Having worked on the presidential campaign of General Wesley Clark, Yosem had contacts with a few people experienced in online fund-raising. He advised that they speak with Peter Schurman, the first executive director of MoveOn.org, who himself had run in the Democratic primary for California governor the year before. They all agreed.

Further, Yosem said he would develop the kind of business plan that investors liked to see. He would begin to hunt around for angel investors. His official title in their paperwork was vice president for business development, but he described himself as the consigliere. Now the responsibility for raising funds was shifting from Max to him.

—

They had worked alongside one another hour after hour, months on end, looking like a school of fish, darting and swerving in unison. An illusion, of course, and one that could not last much longer. Any group of people in such tight intellectual and emotional space would start to get on one another's nerves. Moreover, even with their proximity, there was a great deal that they did not show one another. The decision to go back and fund-raise seemed like a rewinding to their earlier, wide-eyed days, but there were shearing forces at work.
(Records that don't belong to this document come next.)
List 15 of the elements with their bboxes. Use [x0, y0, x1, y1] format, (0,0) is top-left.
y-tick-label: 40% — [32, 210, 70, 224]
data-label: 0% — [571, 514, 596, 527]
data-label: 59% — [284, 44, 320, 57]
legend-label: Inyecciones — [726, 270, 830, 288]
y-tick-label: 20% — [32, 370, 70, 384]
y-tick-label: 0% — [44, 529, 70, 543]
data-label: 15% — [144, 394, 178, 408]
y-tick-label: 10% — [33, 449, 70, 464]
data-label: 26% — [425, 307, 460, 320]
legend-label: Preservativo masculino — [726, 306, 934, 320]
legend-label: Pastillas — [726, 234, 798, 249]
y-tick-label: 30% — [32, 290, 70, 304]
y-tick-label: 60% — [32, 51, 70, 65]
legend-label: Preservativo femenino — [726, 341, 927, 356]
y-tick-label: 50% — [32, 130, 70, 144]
Dan was seeing a therapist regularly. His stoic public face was the picture of hipster cool; he despaired about the project, what they were doing, what he was doing with himself. Though he was on Diaspora all day, tinkering with code and design, he did not use it except as a sandbox to see how a piece of code was behaving. Hardly anyone he knew outside geek circles was active on it. It did not serve any social function for him. He thought about leaving, but felt too bound to the others—that he owed them.